Di grine kuzine#Inhalt des Liedtextes hat mich soeben darauf gestoßen, daß im (nur Ost-?)Jiddischen das Präteritum ebenfalls nicht üblich ist. Dies könnte nebenbei die Hypothese stützen, daß die dialektale Grundlage des (nur Ost-?)Jiddischen zumindest nicht ausschließlich mitteldeutsch ist. --Florian Blaschke (Diskussion) 11:28, 10. Nov. 2019 (CET)

Ja, Ost- und Westjiddisch kennen kein Präteritum. Und Jiddisch ist nicht nur mitteldeutsch basiert, sondern auch Ostoberdeutsch. Gruss, --Freigut (Diskussion) 19:21, 12. Nov. 2019 (CET)
Also ist das anerkannt in der Jiddistik? Gilt das also auch fürs Westjiddische?
Zumindest das Ostjiddische scheint mir recht vergleichbar mit schon seit dem Mittelalter bestehenden Sprachinseldialekten zu sein, gerade denjenigen, die von slawischen Sprachen umgeben sind oder waren (Jiddisch wird im Artikel auch aufgezählt). Solche Sprachinseldialekte sind teils wohl auch Dialektmischungen. Es scheint mir so, daß die Grundlage des Jiddischen primär ostmitteldeutsch ist, es aber auch ostoberdeutsche Einflüsse gibt – dies könnte insbesondere zum (west-?)böhmischen Raum passen und darauf deuten, daß es dort entstanden ist. Es gibt allerdings nur wenige eindeutig mittel- oder oberdeutsche Merkmale.

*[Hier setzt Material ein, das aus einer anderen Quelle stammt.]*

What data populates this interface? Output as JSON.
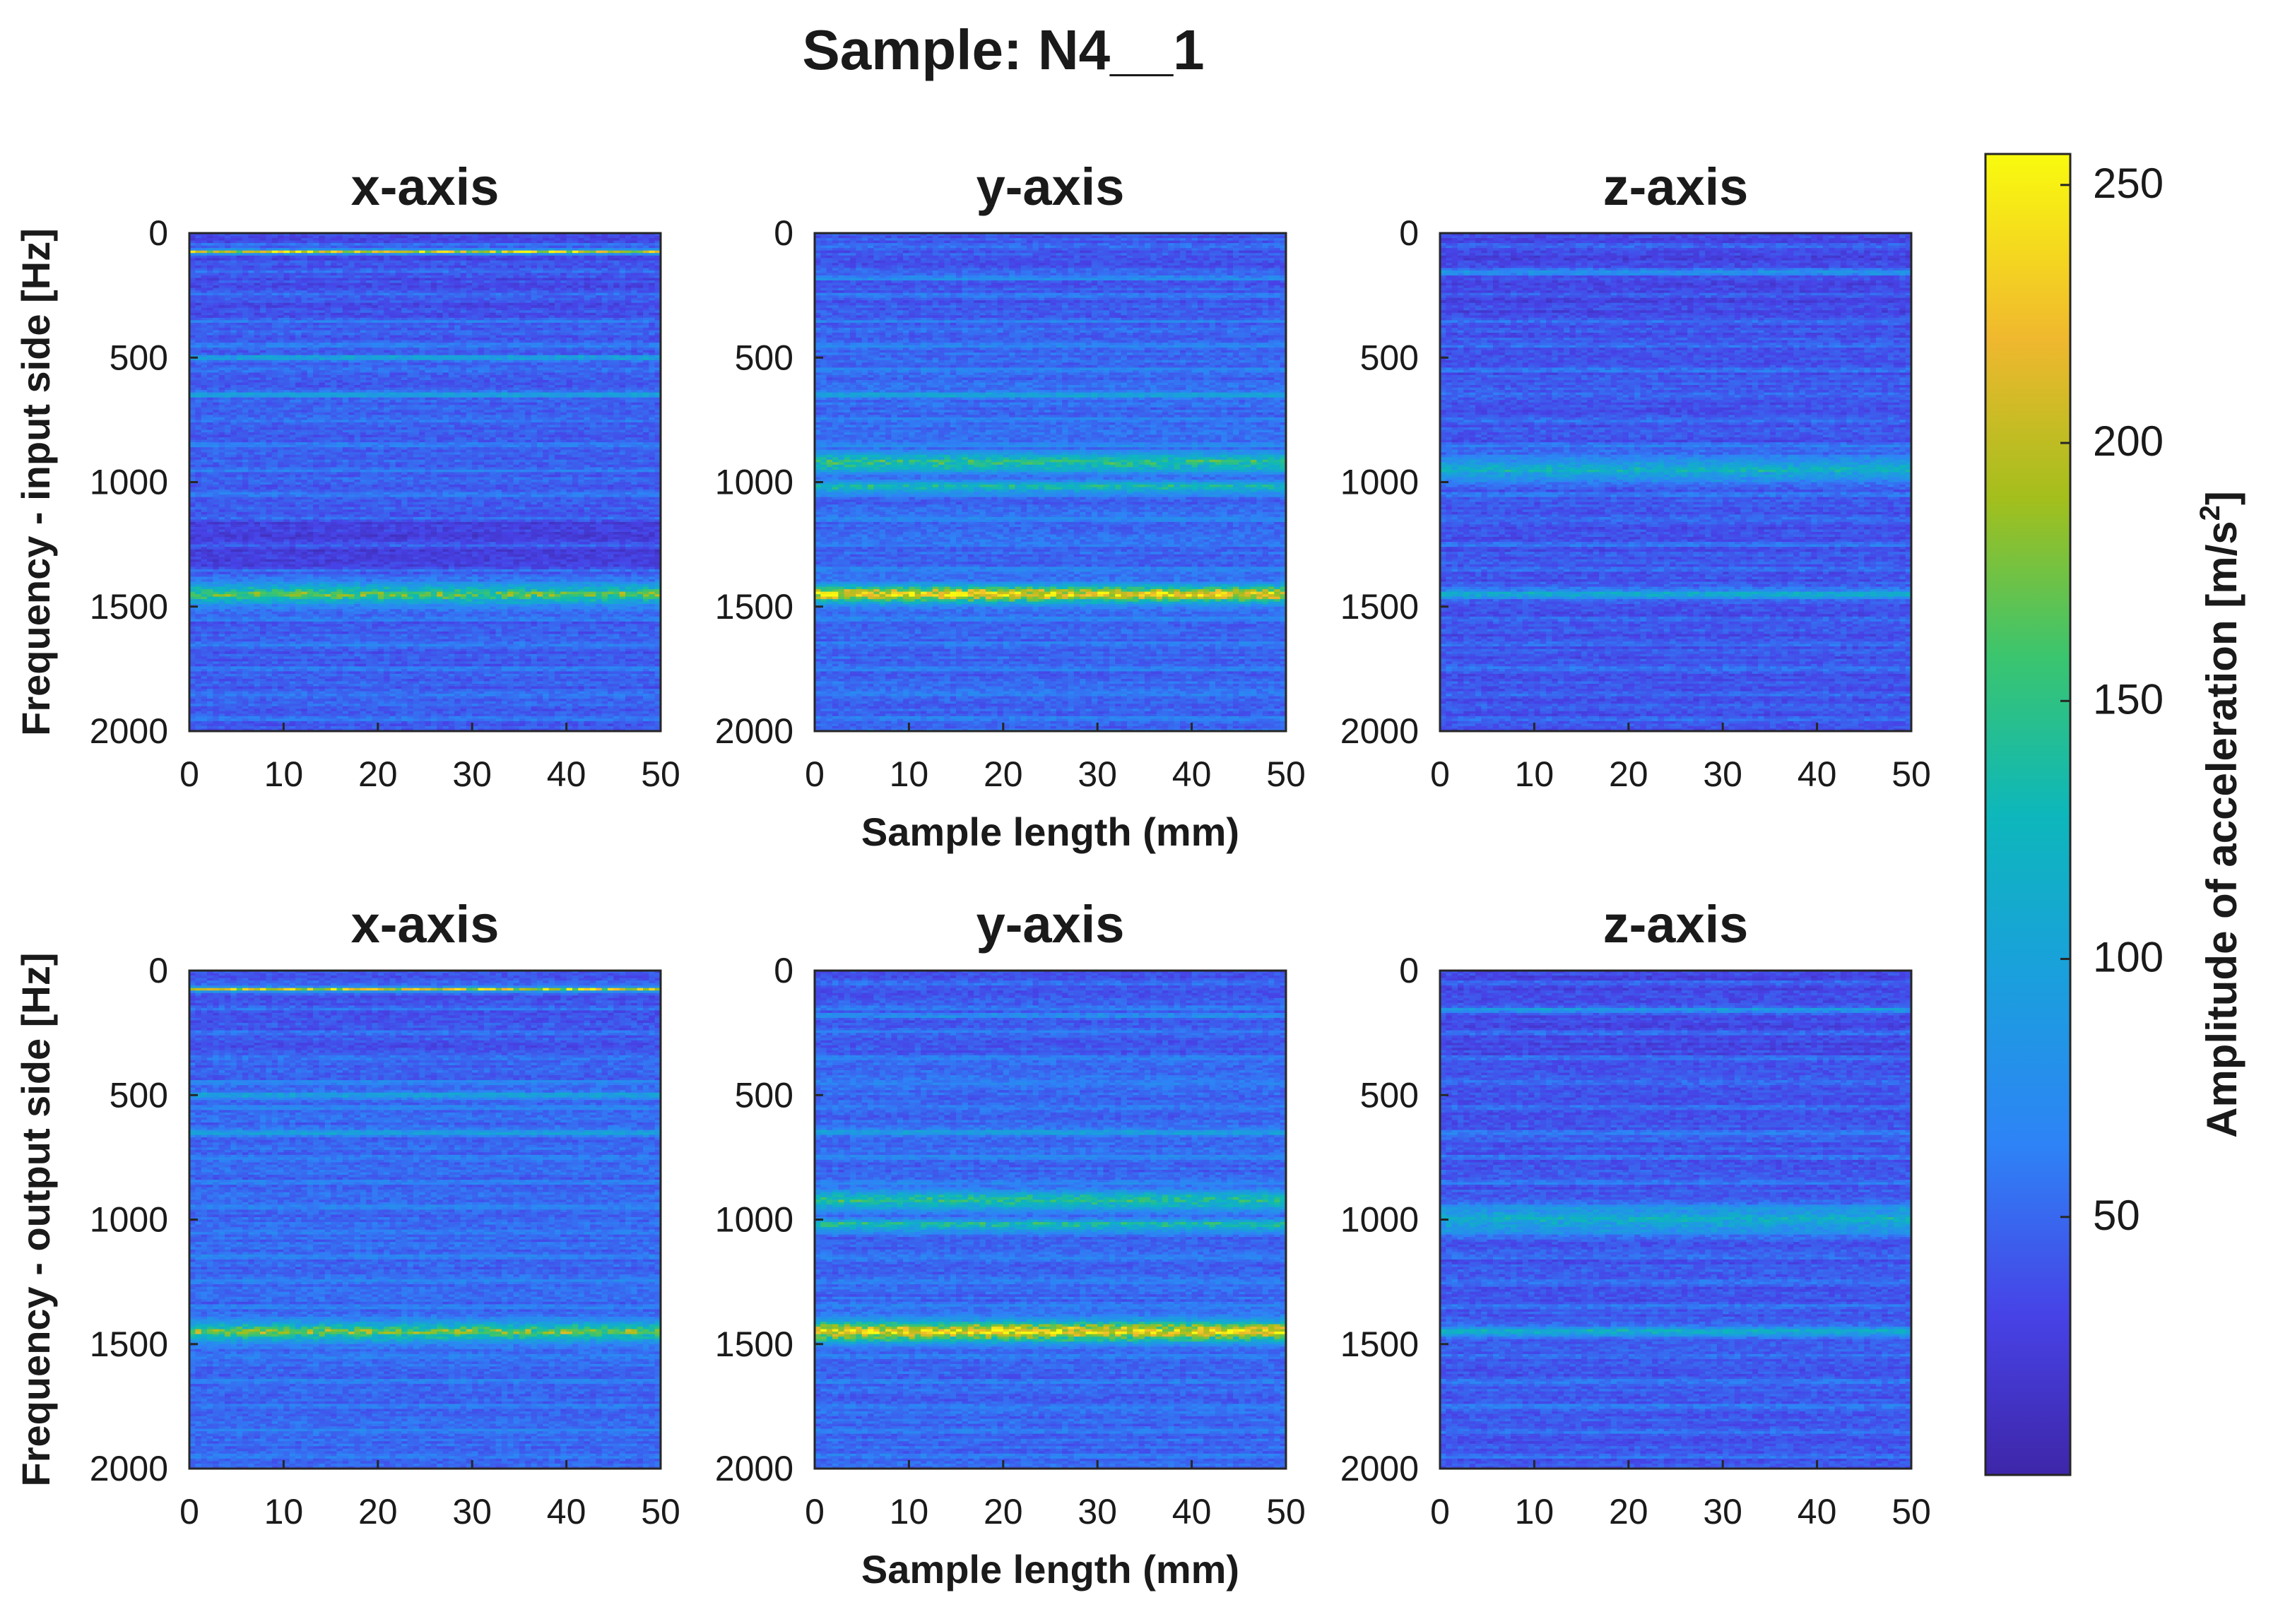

Die Tabelle hier hilft mir auch nicht so recht weiter. Eigentlich sollte man beispielsweise im Ostmitteldeutschen schon spätalthochdeutsch den Monophthong ē (anfangs wohl offenes [ɛː]; z. B. bēn statt klass.-ahd. bein) und im Bairischen ai ([ɑɪ]?) > oi (wohl [ɔɪ]) (> oa [ɔɐ]) als Reflex von urgermanisch *ai und klass.-ahd. ei erwarten. Im „Urjiddischen“ scheint allerdings noch die klass.-ahd. Stufe vorzuliegen. Daß für klass.-ahd. ū ein Diphthong ou ([ɔʊ]?) vorliegt, ist demgegenüber überraschend, da die Diphthongierung zu ou im Bairischen erst spätahd. begonnen zu haben scheint, wohl im 10. Jh., und für das Ostmitteldeutsche Ähnliches anzunehmen ist (da klass.-ahd. uo im Mitteldeutschen spätestens ab dem 11. Jh. monophthongiert wurde und als ū auftaucht, muß das alte ū schon diphthongiert gewesen sein, da es in den allermeisten Dialekten davon unterschieden bleibt). Möglicherweise beurteile ich die ostmitteldeutsche Monophthongierung von klass.-ahd. ei auch falsch; dann wäre das „Urjiddische“ vielleicht doch voll mit dem Ostmitteldeutschen der spätahd. – und wohl auch mhd. – Zeit kompatibel.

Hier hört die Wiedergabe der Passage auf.